No último fim de semana, 2026 começou a ser marcada por declarações polêmicas e pseudo científicas. Joseph Ladapo, o cirurgião geral da Flórida, recomendou que as pessoas comecem a consumir “água estruturada”. Esse conceito, amplamente discutido no mundo da medicina alternativa, foi levantado em resposta a um conselho bem fundamentado do Departamento de Saúde da Flórida sobre a importância da hidratação.
Ladapo, em uma postagem no X (antigo Twitter), aconselhou a evitar o uso de garrafas plásticas de água e, em seguida, sugeriu que consumir água estruturada poderia trazer mais benefícios. O problema é que, segundo cientistas, a água estruturada não é reconhecida como uma substância real. Timothy Schmidt, chefe da Escola de Química da Universidade de New South Wales, em Sydney, expressou sua surpresa ao ver alguém em uma posição tão importante demonstrar tal falta de conhecimento científico básico.
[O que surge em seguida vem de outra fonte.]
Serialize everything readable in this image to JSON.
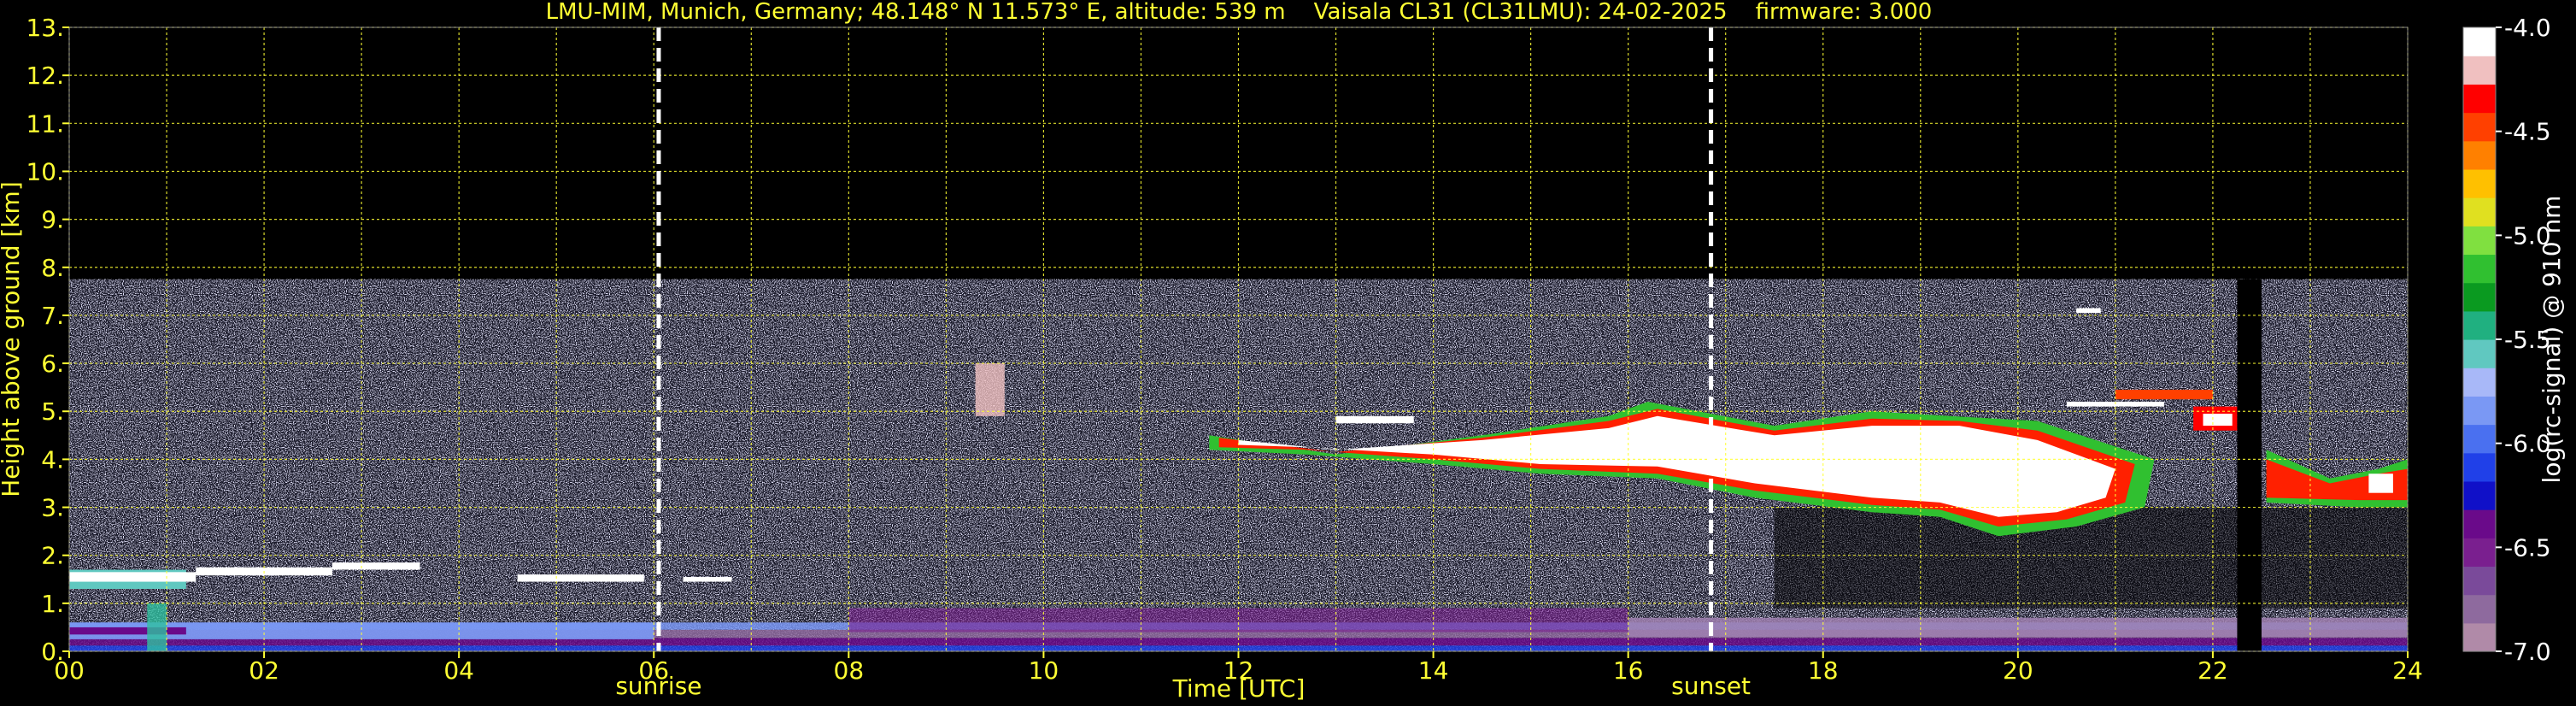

Água estruturada: uma farsa moderna
O termo “água estruturada” também é conhecido como água hexagonal ou água da Zona de Exclusão (EZ). Segundo seus proponentes, essa seria uma “quarta fase” da água, além das formas líquida, gasosa (vapor) e sólida (gelo). O bioengenheiro Gerald Pollack, que popularizou o conceito, afirmou que a água pode ter um comportamento distinto nas proximidades de superfícies hidrofílicas, que são áreas quimicamente atraentes para a água. Essa água supostamente teria uma estrutura diferente em relação à água convencional.
Os defensores também alegam que a água estruturada é composta por três átomos de hidrogênio e dois de oxigênio (H3O2), em contraste com a fórmula química da água comum, H2O. Diz-se que oferece benefícios adicionais para a saúde, como melhor absorção de nutrientes, desintoxicação e fortalecimento da imunidade.
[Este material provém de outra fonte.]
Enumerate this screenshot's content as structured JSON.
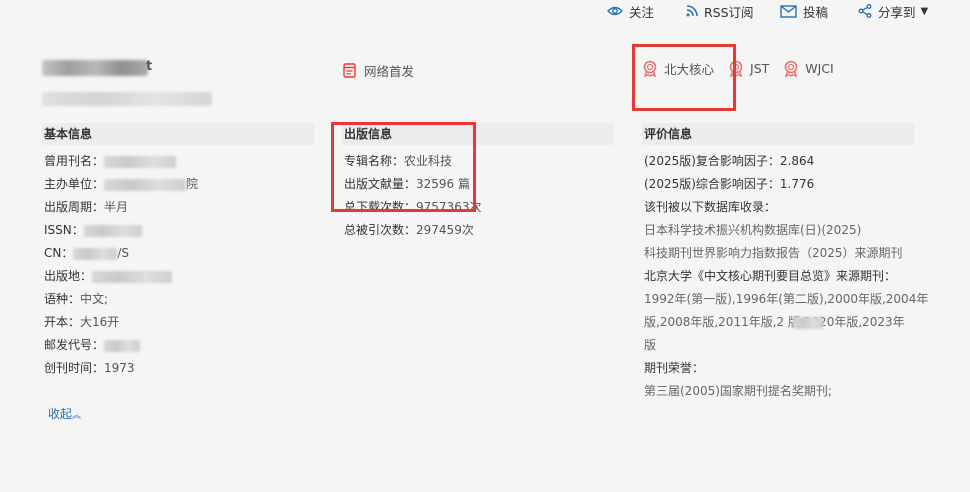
{
  "toolbar": {
    "follow_label": "关注",
    "rss_label": "RSS订阅",
    "submit_label": "投稿",
    "share_label": "分享到"
  },
  "journal": {
    "title_tail": "t",
    "first_publish_label": "网络首发"
  },
  "badges": [
    "北大核心",
    "JST",
    "WJCI"
  ],
  "basic_info": {
    "title": "基本信息",
    "rows": [
      {
        "label": "曾用刊名：",
        "value": ""
      },
      {
        "label": "主办单位：",
        "value": "院"
      },
      {
        "label": "出版周期：",
        "value": "半月"
      },
      {
        "label": "ISSN：",
        "value": ""
      },
      {
        "label": "CN：",
        "value": "/S"
      },
      {
        "label": "出版地：",
        "value": ""
      },
      {
        "label": "语种：",
        "value": "中文;"
      },
      {
        "label": "开本：",
        "value": "大16开"
      },
      {
        "label": "邮发代号：",
        "value": ""
      },
      {
        "label": "创刊时间：",
        "value": "1973"
      }
    ],
    "collapse_label": "收起"
  },
  "publish_info": {
    "title": "出版信息",
    "rows": [
      {
        "label": "专辑名称：",
        "value": "农业科技"
      },
      {
        "label": "出版文献量：",
        "value": "32596 篇"
      },
      {
        "label": "总下载次数：",
        "value": "9757363次"
      },
      {
        "label": "总被引次数：",
        "value": "297459次"
      }
    ]
  },
  "evaluation_info": {
    "title": "评价信息",
    "lines": [
      "(2025版)复合影响因子：2.864",
      "(2025版)综合影响因子：1.776",
      "该刊被以下数据库收录：",
      "日本科学技术振兴机构数据库(日)(2025)",
      "科技期刊世界影响力指数报告（2025）来源期刊",
      "北京大学《中文核心期刊要目总览》来源期刊：",
      "1992年(第一版),1996年(第二版),2000年版,2004年",
      "版,2008年版,2011年版,2   版,2020年版,2023年",
      "版",
      "期刊荣誉：",
      "第三届(2005)国家期刊提名奖期刊;"
    ]
  },
  "colors": {
    "link": "#2a6fb8",
    "badge": "#e57373",
    "highlight": "#e53935",
    "section_bg": "#ececec"
  }
}
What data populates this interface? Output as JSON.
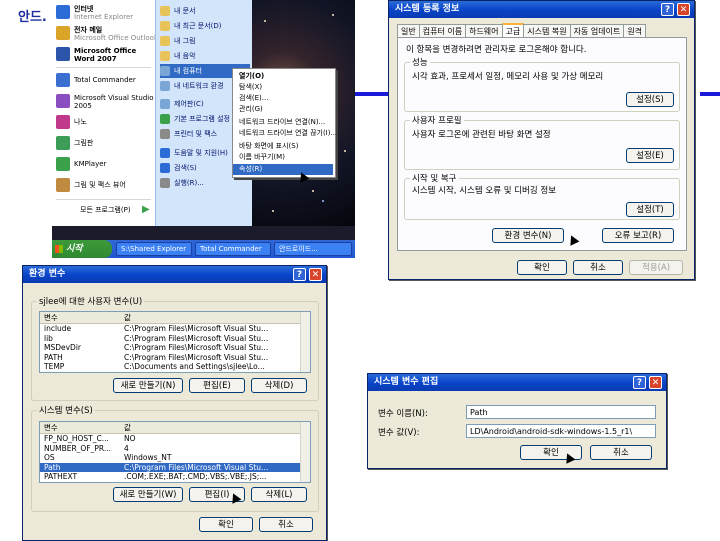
{
  "slide": {
    "title": "안드."
  },
  "start_menu": {
    "left_items": [
      {
        "label": "인터넷",
        "sub": "Internet Explorer",
        "color": "#2b6cd6"
      },
      {
        "label": "전자 메일",
        "sub": "Microsoft Office Outlook",
        "color": "#d9a427"
      },
      {
        "label": "Microsoft Office",
        "sub": "Word 2007",
        "color": "#2a55a8"
      },
      {
        "label": "Total Commander",
        "sub": "",
        "color": "#3a6fd0"
      },
      {
        "label": "Microsoft Visual Studio",
        "sub": "2005",
        "color": "#8a4ec0"
      },
      {
        "label": "나노",
        "sub": "",
        "color": "#c0398a"
      },
      {
        "label": "그림판",
        "sub": "",
        "color": "#3b9d58"
      },
      {
        "label": "KMPlayer",
        "sub": "",
        "color": "#3aa04a"
      },
      {
        "label": "그림 및 팩스 뷰어",
        "sub": "",
        "color": "#c08a40"
      }
    ],
    "all_programs": "모든 프로그램(P)",
    "right_items": [
      {
        "label": "내 문서",
        "color": "#e8c35a"
      },
      {
        "label": "내 최근 문서(D)",
        "color": "#e8c35a"
      },
      {
        "label": "내 그림",
        "color": "#e8c35a"
      },
      {
        "label": "내 음악",
        "color": "#e8c35a"
      },
      {
        "label": "내 컴퓨터",
        "color": "#7aa6d6"
      },
      {
        "label": "내 네트워크 환경",
        "color": "#7aa6d6"
      },
      {
        "label": "제어판(C)",
        "color": "#7aa6d6"
      },
      {
        "label": "기본 프로그램 설정",
        "color": "#3aa04a"
      },
      {
        "label": "프린터 및 팩스",
        "color": "#8a8a8a"
      },
      {
        "label": "도움말 및 지원(H)",
        "color": "#2b6cd6"
      },
      {
        "label": "검색(S)",
        "color": "#2b6cd6"
      },
      {
        "label": "실행(R)...",
        "color": "#8a8a8a"
      }
    ],
    "context_menu": [
      "열기(O)",
      "탐색(X)",
      "검색(E)...",
      "관리(G)",
      "네트워크 드라이브 연결(N)...",
      "네트워크 드라이브 연결 끊기(I)...",
      "바탕 화면에 표시(S)",
      "이름 바꾸기(M)",
      "속성(R)"
    ],
    "taskbar": {
      "start": "시작",
      "items": [
        "S:\\Shared Explorer",
        "Total Commander",
        "안드로이드..."
      ]
    }
  },
  "sysprops": {
    "title": "시스템 등록 정보",
    "tabs": [
      "일반",
      "컴퓨터 이름",
      "하드웨어",
      "고급",
      "시스템 복원",
      "자동 업데이트",
      "원격"
    ],
    "notice": "이 항목을 변경하려면 관리자로 로그온해야 합니다.",
    "groups": [
      {
        "label": "성능",
        "desc": "시각 효과, 프로세서 일정, 메모리 사용 및 가상 메모리",
        "button": "설정(S)"
      },
      {
        "label": "사용자 프로필",
        "desc": "사용자 로그온에 관련된 바탕 화면 설정",
        "button": "설정(E)"
      },
      {
        "label": "시작 및 복구",
        "desc": "시스템 시작, 시스템 오류 및 디버깅 정보",
        "button": "설정(T)"
      }
    ],
    "env_button": "환경 변수(N)",
    "error_button": "오류 보고(R)",
    "ok": "확인",
    "cancel": "취소",
    "apply": "적용(A)"
  },
  "envvars": {
    "title": "환경 변수",
    "user_label": "sjlee에 대한 사용자 변수(U)",
    "columns": [
      "변수",
      "값"
    ],
    "user_vars": [
      {
        "name": "include",
        "value": "C:\\Program Files\\Microsoft Visual Stu..."
      },
      {
        "name": "lib",
        "value": "C:\\Program Files\\Microsoft Visual Stu..."
      },
      {
        "name": "MSDevDir",
        "value": "C:\\Program Files\\Microsoft Visual Stu..."
      },
      {
        "name": "PATH",
        "value": "C:\\Program Files\\Microsoft Visual Stu..."
      },
      {
        "name": "TEMP",
        "value": "C:\\Documents and Settings\\sjlee\\Lo..."
      }
    ],
    "user_buttons": [
      "새로 만들기(N)",
      "편집(E)",
      "삭제(D)"
    ],
    "system_label": "시스템 변수(S)",
    "system_vars": [
      {
        "name": "FP_NO_HOST_C...",
        "value": "NO"
      },
      {
        "name": "NUMBER_OF_PR...",
        "value": "4"
      },
      {
        "name": "OS",
        "value": "Windows_NT"
      },
      {
        "name": "Path",
        "value": "C:\\Program Files\\Microsoft Visual Stu..."
      },
      {
        "name": "PATHEXT",
        "value": ".COM;.EXE;.BAT;.CMD;.VBS;.VBE;.JS;..."
      }
    ],
    "system_buttons": [
      "새로 만들기(W)",
      "편집(I)",
      "삭제(L)"
    ],
    "ok": "확인",
    "cancel": "취소"
  },
  "editvar": {
    "title": "시스템 변수 편집",
    "name_label": "변수 이름(N):",
    "name_value": "Path",
    "value_label": "변수 값(V):",
    "value_value": "LD\\Android\\android-sdk-windows-1.5_r1\\",
    "ok": "확인",
    "cancel": "취소"
  }
}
Apesar de existirem algumas pesquisas que achem que a água pode ter propriedades incomuns ao se aproximar de superfícies hidrofílicas, o consenso na comunidade científica é de que isso é onde a ciência se limita. Schmidt alerta que a água estruturada é uma ideia nebulosa – em seu aspecto mais fantasioso, sugerem uma fórmula química que não existe, enquanto na sua faceta mais plausível, ela descreve propriedades incomuns da água próximas a uma interface.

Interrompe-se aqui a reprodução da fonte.